St. Paul, Minn. — Pawlenty's plan has raised the ire of anti-tax groups like Americans for Tax Reform. The group's president, Grover Norquist, says a governor who has been heralded by fiscal conservatives for his no-new-taxes stance has just proposed a tax increase.

"There is no way to put lipstick on that tax-increase pig," he said.

Pawlenty insists his proposal is a fee. It increases an existing cigarette distributor fee, and will be collected at the wholesale level, not by retailers. And some lawmakers argue that any charge on cigarettes is a user fee, because only people who smoke pay it.

"That means a property tax is a user fee because only homeowners pay it, and the income tax is a user fee because only people with jobs pay it," according to Norquist. "No. You cannot do that.
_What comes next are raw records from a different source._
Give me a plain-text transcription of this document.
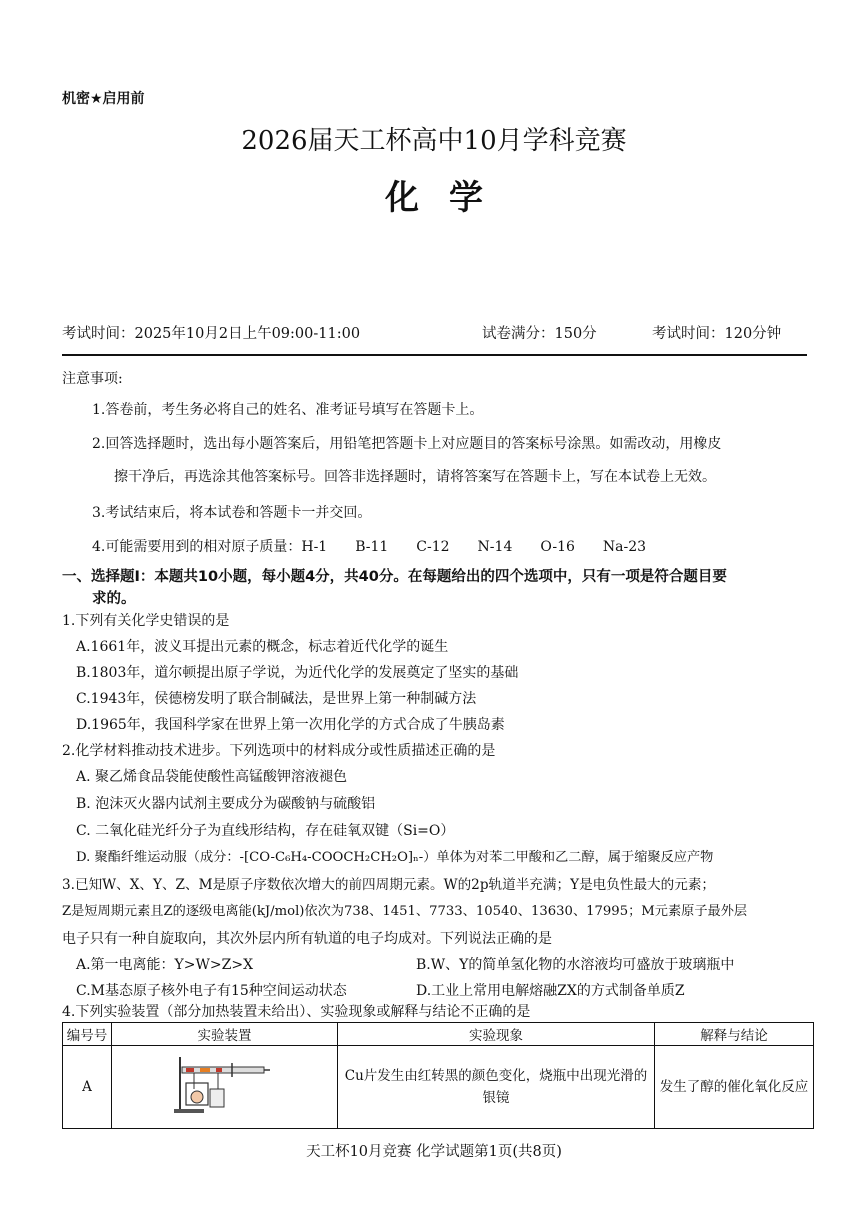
机密★启用前
2026届天工杯高中10月学科竞赛
化学
考试时间：2025年10月2日上午09:00-11:00	试卷满分：150分	考试时间：120分钟
注意事项:
1.答卷前，考生务必将自己的姓名、准考证号填写在答题卡上。
2.回答选择题时，选出每小题答案后，用铅笔把答题卡上对应题目的答案标号涂黑。如需改动，用橡皮
擦干净后，再选涂其他答案标号。回答非选择题时，请将答案写在答题卡上，写在本试卷上无效。
3.考试结束后，将本试卷和答题卡一并交回。
4.可能需要用到的相对原子质量：H-1　　B-11　　C-12　　N-14　　O-16　　Na-23
一、选择题Ⅰ：本题共10小题，每小题4分，共40分。在每题给出的四个选项中，只有一项是符合题目要
求的。
1.下列有关化学史错误的是
A.1661年，波义耳提出元素的概念，标志着近代化学的诞生
B.1803年，道尔顿提出原子学说，为近代化学的发展奠定了坚实的基础
C.1943年，侯德榜发明了联合制碱法，是世界上第一种制碱方法
D.1965年，我国科学家在世界上第一次用化学的方式合成了牛胰岛素
2.化学材料推动技术进步。下列选项中的材料成分或性质描述正确的是
A. 聚乙烯食品袋能使酸性高锰酸钾溶液褪色
B. 泡沫灭火器内试剂主要成分为碳酸钠与硫酸铝
C. 二氧化硅光纤分子为直线形结构，存在硅氧双键（Si=O）
D. 聚酯纤维运动服（成分：-[CO-C₆H₄-COOCH₂CH₂O]ₙ-）单体为对苯二甲酸和乙二醇，属于缩聚反应产物
3.已知W、X、Y、Z、M是原子序数依次增大的前四周期元素。W的2p轨道半充满；Y是电负性最大的元素；
Z是短周期元素且Z的逐级电离能(kJ/mol)依次为738、1451、7733、10540、13630、17995；M元素原子最外层
电子只有一种自旋取向，其次外层内所有轨道的电子均成对。下列说法正确的是
A.第一电离能：Y>W>Z>X	B.W、Y的简单氢化物的水溶液均可盛放于玻璃瓶中
C.M基态原子核外电子有15种空间运动状态	D.工业上常用电解熔融ZX的方式制备单质Z
4.下列实验装置（部分加热装置未给出）、实验现象或解释与结论不正确的是
编号号	实验装置	实验现象	解释与结论
A		Cu片发生由红转黑的颜色变化，烧瓶中出现光滑的银镜	发生了醇的催化氧化反应
天工杯10月竞赛 化学试题第1页(共8页)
This will not fly. I have had many attempts to sell tax increases as something else. No one's even tried that with a cigarette excise tax."

When he ran for governor three years ago, Pawlenty signed the Taxpayer Protection Pledge sponsored by Norquist's group. Norquist says Pawlenty would violate that pledge, and thus alienate anti-tax groups, if he signed a cigarette tax increase into law. He says that would also hurt Pawlenty's chances for higher office, should he seek it.

Pawlenty has said little about his future plans, but there have been rumblings about his potential for a presidential run in 2008.

Pawlenty's legislative allies say the governor should get credit for trying to compromise with Democrats in the Legislature, who want to spend more than a billion dollars more than Pawlenty's budget. Pawlenty spokesman Brian McClung says the governor thought his offer would jump-start negotiations.

"He stuck his neck out a long way and was willing to put another $380 million in revenue into the discussions through the health impact fee, and it's the kind of big movement that we were hoping would elicit a similarly bold response from the Senate DFL," he said.

But Senate DFL leaders have barely responded to the governor's offer. Instead, many Democrats have criticized it. The chair of the Senate Health and Human Services Budget Division, DFLer Linda Berglin of Minneapolis, says the problem is that Pawlenty's proposal would shift some health care funding to education.

"It would be pretty hard for us to go out and tell our constituents that we ended up with a 75-cent cigarette tax, and it was based on the fact that we have health care costs due to smoking, but we aren't willing to give people the health care benefits they need to take care of their health care, and we're going to cut hospitals and pharmacies and a whole bunch of other health care services," Berglin said.

Berglin says she's not opposed to raising tobacco taxes, as long as all of the money goes to health care. And House Democrats have already proposed a 50-cent a pack hike in the cigarette tax. But since Senate Democrats haven't embraced the governor's offer,

Senate Republican Leader Dick Day of Owatonna says Pawlenty should just take it off the table.

"Nobody wants it," according to Day. "Why should he be proposing something, he's got half of us over here getting nervous about him proposing it, they don't want it, they don't want to take it."

Day says he could vote for a cigarette tax as part of a budget deal.

Republican House Speaker Steve Sviggum of Kenyon has been the plan's biggest cheerleader, calling it a bold move and a good plan to end the session. But unless Senate Democrats get on board, it may just be a bold move that didn't end the session.